It's stereotyping. I don't mind ads if they are pertinent, but if you look at the choices of catagories, anything I want doesn't exist. Fashion doesn't interest me, unless it's finding patterns and fabric for what I want (never advertised). I don't buy ready made for a lot of items. Except for stuff being easy to clean, I don't care about style. That leaves out half of the sales ads right there.
The other is dealer exclusives. If you want a camera, you might see ads from various companies that sell cameras. But all of said companies use the same ad whether it be put out by Canon, Nikon, Pentax. The ads never give total specs, either. They won't give price (fair trade) but specs?
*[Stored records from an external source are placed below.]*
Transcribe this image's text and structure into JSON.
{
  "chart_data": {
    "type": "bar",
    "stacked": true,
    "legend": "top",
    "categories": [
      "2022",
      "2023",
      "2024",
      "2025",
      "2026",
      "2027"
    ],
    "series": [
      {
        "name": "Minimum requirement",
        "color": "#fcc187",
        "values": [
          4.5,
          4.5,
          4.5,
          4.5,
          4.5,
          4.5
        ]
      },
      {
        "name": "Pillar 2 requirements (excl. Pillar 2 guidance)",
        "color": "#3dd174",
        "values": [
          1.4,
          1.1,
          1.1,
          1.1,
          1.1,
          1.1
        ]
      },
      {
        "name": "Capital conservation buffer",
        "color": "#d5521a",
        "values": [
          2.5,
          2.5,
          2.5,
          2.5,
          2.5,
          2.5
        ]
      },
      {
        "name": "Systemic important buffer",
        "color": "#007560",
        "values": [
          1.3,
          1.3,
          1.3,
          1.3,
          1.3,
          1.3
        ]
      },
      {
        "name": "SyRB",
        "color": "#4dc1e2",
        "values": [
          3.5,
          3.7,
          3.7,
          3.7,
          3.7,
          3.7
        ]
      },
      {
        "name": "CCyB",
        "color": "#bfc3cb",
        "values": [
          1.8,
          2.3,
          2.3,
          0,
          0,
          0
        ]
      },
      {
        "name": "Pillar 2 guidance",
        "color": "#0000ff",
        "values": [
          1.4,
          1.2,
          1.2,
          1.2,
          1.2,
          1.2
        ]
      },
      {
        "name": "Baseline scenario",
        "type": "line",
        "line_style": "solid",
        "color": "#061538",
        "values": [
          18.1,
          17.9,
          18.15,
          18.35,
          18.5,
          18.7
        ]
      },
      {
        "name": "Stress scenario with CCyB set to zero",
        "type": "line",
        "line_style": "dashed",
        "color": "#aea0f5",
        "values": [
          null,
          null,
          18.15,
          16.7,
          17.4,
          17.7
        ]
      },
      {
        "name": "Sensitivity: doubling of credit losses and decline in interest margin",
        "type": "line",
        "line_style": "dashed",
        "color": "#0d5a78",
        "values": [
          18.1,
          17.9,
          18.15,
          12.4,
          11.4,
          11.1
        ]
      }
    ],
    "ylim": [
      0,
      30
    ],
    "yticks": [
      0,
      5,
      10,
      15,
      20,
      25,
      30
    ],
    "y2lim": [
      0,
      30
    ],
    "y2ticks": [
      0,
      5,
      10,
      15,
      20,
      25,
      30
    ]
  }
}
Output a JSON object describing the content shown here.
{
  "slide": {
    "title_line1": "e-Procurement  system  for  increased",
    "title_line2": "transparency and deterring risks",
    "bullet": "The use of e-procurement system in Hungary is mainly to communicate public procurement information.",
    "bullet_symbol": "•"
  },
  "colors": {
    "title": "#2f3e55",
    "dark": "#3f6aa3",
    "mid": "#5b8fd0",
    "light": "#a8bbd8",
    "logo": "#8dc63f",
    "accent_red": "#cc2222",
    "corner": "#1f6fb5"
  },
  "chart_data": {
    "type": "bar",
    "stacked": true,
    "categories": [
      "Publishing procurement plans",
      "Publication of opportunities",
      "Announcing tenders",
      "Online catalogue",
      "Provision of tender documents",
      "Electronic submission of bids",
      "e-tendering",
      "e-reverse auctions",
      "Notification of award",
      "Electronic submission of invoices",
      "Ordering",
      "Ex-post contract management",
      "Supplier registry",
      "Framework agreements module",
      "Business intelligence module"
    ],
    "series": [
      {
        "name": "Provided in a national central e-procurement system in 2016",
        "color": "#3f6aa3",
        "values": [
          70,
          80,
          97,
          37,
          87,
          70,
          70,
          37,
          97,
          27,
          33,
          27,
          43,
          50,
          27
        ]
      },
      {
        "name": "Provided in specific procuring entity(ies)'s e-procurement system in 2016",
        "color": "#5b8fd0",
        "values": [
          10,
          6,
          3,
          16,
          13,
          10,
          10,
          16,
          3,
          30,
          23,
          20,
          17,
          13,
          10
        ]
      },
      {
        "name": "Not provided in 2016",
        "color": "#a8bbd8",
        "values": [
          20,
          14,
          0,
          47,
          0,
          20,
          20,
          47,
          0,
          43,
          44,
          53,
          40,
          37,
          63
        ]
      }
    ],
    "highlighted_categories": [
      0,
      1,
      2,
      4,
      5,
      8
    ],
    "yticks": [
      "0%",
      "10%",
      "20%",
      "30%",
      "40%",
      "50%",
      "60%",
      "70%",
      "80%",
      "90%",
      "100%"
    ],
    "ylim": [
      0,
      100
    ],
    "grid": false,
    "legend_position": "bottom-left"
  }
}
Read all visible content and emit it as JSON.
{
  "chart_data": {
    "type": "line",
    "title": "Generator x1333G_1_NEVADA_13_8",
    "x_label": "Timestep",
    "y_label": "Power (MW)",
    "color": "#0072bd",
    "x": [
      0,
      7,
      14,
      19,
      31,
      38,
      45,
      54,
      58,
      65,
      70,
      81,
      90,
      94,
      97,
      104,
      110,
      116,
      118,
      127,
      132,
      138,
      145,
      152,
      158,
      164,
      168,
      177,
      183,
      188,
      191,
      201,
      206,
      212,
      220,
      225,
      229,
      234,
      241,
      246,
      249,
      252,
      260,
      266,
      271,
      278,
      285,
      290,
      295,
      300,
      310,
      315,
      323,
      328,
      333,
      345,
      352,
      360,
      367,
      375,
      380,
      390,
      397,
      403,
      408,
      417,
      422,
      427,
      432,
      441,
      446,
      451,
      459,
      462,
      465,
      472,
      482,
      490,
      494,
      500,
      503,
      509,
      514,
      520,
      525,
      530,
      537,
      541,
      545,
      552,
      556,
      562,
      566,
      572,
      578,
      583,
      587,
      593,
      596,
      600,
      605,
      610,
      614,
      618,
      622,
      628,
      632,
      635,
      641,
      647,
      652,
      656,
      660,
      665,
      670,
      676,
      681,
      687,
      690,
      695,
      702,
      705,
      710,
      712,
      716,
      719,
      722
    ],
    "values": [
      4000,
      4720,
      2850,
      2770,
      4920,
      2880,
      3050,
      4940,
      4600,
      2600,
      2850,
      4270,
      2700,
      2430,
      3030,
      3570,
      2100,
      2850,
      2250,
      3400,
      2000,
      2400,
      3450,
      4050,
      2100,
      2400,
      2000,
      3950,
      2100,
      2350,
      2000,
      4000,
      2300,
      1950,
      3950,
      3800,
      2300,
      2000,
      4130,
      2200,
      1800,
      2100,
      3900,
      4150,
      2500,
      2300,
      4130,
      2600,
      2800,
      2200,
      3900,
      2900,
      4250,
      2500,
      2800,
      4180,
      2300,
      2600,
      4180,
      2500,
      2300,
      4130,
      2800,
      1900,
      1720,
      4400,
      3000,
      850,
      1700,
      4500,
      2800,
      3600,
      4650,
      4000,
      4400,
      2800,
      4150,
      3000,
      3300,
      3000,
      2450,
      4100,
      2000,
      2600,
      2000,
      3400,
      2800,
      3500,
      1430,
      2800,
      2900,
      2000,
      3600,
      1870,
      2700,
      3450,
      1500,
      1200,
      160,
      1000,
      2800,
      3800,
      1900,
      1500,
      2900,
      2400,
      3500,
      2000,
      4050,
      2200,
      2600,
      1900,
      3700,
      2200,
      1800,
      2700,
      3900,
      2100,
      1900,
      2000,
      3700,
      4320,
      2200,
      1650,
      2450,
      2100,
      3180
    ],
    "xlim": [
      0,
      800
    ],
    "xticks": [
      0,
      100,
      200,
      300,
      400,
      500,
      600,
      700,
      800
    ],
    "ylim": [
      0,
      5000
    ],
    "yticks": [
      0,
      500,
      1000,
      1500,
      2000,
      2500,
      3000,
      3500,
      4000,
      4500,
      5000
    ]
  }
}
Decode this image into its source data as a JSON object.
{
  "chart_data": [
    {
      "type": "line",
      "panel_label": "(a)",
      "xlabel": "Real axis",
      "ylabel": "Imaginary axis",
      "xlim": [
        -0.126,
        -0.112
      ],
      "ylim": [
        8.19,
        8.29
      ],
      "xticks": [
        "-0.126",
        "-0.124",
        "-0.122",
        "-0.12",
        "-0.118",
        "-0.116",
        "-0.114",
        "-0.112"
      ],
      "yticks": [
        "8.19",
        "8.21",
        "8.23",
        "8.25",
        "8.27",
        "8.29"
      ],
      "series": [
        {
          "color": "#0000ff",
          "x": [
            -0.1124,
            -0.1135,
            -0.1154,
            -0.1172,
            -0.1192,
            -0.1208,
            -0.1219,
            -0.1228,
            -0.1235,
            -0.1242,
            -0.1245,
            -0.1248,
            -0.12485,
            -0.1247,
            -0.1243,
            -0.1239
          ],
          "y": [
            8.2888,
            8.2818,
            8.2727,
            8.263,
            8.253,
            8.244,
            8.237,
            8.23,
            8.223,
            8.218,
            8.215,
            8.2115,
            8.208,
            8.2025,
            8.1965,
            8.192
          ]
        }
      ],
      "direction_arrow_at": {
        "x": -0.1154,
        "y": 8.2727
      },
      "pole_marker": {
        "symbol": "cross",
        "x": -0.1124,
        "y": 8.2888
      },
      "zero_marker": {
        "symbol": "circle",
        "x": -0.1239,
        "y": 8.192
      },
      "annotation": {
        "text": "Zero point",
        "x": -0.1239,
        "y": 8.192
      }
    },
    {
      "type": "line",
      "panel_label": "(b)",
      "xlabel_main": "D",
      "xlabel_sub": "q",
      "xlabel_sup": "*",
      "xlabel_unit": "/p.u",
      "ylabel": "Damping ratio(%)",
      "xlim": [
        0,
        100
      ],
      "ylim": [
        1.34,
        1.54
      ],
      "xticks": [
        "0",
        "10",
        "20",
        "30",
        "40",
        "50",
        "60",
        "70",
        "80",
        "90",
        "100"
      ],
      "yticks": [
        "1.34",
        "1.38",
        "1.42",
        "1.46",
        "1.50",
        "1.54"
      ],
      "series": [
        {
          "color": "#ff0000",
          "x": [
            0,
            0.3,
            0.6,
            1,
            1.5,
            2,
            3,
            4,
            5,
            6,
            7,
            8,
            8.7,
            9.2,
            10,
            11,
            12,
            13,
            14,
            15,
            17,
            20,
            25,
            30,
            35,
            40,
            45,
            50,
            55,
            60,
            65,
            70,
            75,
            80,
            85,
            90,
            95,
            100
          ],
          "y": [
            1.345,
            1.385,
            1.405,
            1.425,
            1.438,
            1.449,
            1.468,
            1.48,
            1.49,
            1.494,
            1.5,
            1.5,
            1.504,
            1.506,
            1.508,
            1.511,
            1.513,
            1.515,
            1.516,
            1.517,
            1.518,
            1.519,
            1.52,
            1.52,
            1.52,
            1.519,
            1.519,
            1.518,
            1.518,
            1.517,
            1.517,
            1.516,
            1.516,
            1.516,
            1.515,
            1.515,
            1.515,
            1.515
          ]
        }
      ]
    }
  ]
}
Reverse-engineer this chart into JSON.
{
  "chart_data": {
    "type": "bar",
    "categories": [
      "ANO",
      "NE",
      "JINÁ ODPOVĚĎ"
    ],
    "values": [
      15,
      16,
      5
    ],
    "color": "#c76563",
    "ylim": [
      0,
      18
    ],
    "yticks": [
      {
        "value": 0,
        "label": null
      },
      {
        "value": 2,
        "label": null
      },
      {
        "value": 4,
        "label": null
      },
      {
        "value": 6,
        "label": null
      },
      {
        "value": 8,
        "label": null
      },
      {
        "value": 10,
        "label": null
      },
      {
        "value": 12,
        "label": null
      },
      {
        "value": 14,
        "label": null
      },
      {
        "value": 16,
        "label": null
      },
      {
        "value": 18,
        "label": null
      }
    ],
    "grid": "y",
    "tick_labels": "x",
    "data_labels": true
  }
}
Those ads are useless. You have to hunt on the net to find the specs.
Hobbies aren't broken up. That's where the biggest demographic info is way off. Men are taking up quilting and machine embroidery. It may sound funny, but both are computerized. Programming X,Y coordinates appeals to some. (I can digitize) If you program, you have to test. A lot of women and other men think these guys are weird. Therefore, most ads and magazines are geared to women. If the men don't care for this, I don't blame them. I'm not interested in kirke, kinde, kuche, either.
You can blame telephone and mall surveys. We ignore them. I've had some get outraged since I didn't give what they considered the "right" answers. The spammers are getting too pesty and a lot say they are a survey when they are selling. You see references to why people aren't being loyal to a certain product. Never the reason that maybe current product is buggy and so bad no one wants it.
Scraping likes from most social sites would probably be more accurate. Even getting info from current inventories of merchants would be more pertinent. The merchants usually know where their clientele is coming from.
There's been too much of this, and demands for more, more more. How about some way to make things more pertinent? And use quality not quantity.